IV Sur le préjudice de jouissance.
24. Les consorts [P] font valoir qu’ils n’ont pas pu reprendre possession de l’immeuble hérité de leur père pendant un an, ainsi que des meubles le garnissant.
Ils rappellent avoir été contraints d’engager des frais d’huissier pour faire constater l’état de ce dernier et des frais d’avocat pour obtenir réparation, du fait du comportement de leur adversaire, ce qui a engendré selon leurs dires un préjudice qu’ils évaluent à la somme de 2.000 €.
Ils se prévalent du fait que cette indemnisation ne vient pas compenser l’occupation du logement par Mme [R], mais leur impossibilité d’en reprendre possession et de récupérer les effets personnels du défunt.
***
Sur ce :
25. Vu les articles 1240 du code civil et 9 du code de procédure civile précités.
26. La cour constate, comme l’a exactement fait le premier juge, que les consorts [P] ne sauraient à la fois réclamer une indemnité d’occupation, qui par définition sanctionne l’usage des lieux objets du litige, et une indemnité de jouissance, l’une étant exclusive de l’autre, étant relevé qu’il n’a pas été retenu ci-avant ou par les pièces versées de ce que des effets personnels du défunt avaient été retenus.
De surcroît, il ne saurait être sollicité à ce titre l’indemnisation des frais de constatations ou d’avocats, ceux-ci relevant de l’article 700 du code de procédure civile.
Dès lors, cette prétention sera rejetée et la décision attaquée sera confirmée de ce chef.
V Sur les demandes annexes.
27. En application de l’article 700 du code de procédure civile, le juge condamne la partie tenue aux dépens ou qui perd son procès à payer à l’autre partie la somme qu’il détermine, au titre des frais exposés et non compris dans les dépens.
En l’espèce, l’équité ne commande pas qu’il soit fait application des dispositions de l’article 700 du code de procédure civile au titre de la présente instance.
28. Aux termes de l’article 696 alinéa premier du code de procédure civile, la partie perdante est condamnée aux dépens, à moins que le juge, par décision motivée, n’en mette la totalité ou une fraction à la charge d’une autre partie.
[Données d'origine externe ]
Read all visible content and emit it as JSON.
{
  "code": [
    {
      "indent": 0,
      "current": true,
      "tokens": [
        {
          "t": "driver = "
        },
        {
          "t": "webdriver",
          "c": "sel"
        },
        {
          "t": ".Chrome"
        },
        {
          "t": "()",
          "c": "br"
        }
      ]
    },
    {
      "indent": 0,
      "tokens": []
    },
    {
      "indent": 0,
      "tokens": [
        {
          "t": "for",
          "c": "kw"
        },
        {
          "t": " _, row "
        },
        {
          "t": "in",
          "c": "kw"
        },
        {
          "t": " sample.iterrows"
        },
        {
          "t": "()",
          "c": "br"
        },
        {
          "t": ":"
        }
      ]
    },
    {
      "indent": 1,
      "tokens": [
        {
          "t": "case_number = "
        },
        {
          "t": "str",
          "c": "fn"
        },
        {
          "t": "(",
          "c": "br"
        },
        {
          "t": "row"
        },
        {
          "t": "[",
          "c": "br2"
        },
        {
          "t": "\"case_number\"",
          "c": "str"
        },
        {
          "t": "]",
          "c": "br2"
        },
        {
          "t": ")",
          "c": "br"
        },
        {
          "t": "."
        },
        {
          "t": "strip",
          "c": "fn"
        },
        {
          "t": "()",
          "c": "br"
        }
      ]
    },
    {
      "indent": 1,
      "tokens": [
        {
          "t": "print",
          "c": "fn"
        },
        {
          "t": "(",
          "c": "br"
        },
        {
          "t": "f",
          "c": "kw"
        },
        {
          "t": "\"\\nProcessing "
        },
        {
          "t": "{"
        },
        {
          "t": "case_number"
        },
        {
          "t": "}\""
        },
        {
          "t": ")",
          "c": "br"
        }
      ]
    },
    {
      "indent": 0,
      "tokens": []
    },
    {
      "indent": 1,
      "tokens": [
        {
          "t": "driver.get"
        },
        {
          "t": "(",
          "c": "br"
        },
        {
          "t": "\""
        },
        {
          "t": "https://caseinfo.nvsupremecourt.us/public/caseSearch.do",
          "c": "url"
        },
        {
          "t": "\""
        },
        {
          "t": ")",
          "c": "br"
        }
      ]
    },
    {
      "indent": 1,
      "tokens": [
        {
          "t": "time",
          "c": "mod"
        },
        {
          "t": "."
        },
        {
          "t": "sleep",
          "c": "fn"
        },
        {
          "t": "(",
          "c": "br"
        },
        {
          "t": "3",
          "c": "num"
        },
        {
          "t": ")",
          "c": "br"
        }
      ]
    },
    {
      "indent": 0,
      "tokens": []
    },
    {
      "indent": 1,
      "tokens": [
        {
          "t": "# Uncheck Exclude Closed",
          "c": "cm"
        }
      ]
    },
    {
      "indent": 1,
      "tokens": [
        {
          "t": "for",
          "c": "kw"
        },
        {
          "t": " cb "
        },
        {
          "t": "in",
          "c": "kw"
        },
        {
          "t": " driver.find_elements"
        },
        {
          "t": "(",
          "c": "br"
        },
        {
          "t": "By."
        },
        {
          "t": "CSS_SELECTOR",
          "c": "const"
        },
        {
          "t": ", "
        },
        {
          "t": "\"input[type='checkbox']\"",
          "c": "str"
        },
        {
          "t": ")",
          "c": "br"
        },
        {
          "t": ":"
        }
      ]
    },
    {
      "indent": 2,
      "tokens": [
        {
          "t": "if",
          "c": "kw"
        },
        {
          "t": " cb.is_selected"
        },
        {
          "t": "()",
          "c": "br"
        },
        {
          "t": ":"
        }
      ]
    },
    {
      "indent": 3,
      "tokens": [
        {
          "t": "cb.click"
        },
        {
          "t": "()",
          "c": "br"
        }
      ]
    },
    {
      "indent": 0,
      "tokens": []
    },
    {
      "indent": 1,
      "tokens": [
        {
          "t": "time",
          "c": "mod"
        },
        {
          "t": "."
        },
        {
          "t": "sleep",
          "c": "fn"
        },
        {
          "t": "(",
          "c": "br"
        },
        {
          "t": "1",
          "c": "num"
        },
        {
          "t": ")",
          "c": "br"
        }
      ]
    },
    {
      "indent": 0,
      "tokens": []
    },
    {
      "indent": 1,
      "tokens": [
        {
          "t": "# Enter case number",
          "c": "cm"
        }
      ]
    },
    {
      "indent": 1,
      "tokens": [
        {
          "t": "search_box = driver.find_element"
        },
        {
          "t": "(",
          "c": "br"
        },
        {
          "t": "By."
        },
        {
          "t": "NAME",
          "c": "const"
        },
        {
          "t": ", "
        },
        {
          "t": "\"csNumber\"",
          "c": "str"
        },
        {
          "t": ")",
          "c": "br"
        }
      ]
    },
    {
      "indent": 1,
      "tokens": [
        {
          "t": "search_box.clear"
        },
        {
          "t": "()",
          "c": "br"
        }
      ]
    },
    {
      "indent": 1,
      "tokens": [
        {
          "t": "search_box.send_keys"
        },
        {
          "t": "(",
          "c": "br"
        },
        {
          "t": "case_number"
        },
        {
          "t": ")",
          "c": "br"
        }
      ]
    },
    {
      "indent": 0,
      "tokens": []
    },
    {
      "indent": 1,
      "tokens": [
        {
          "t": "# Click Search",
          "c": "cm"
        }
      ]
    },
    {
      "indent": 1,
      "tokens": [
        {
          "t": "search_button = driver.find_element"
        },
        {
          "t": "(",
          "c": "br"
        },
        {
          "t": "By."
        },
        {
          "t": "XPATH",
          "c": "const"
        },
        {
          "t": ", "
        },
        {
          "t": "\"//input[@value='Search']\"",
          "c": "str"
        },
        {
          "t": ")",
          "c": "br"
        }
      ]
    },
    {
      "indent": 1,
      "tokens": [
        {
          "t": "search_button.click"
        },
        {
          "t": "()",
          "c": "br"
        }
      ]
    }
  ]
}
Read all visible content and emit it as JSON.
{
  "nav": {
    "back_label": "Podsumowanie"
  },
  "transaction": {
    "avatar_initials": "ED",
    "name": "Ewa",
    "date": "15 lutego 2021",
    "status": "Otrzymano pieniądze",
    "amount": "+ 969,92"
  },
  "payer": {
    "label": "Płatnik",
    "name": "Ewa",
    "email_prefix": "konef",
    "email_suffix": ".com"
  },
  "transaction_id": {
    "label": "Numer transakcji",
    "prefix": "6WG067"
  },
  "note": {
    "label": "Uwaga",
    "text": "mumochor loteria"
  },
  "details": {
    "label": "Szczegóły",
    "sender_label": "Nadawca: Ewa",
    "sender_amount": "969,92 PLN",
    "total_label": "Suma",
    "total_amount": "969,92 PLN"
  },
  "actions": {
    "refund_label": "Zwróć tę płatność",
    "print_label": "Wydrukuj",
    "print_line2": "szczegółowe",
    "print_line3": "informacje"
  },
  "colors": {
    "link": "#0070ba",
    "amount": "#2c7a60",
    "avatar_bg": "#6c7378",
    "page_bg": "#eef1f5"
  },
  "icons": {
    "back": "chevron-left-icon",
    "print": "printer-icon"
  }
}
Sur ce fondement, Mme [R], qui succombe au principal, supportera la charge des entiers dépens.
PAR CES MOTIFS.
La Cour,
CONFIRME la décision par le tribunal judiciaire de Libourne le 11 mai 2023 ;
Y ajoutant,
REJETTE les demandes faites en application des dispositions de l’article 700 du code de procédure civile au titre de la présente procédure ;
CONDAMNE Mme [R] aux entiers dépens de la présente instance.
Le présent arrêt a été signé par Laurence MICHEL, présidente, et par Vincent BRUGERE, greffier, auquel la minute de la décision a été remise par le magistrat signataire.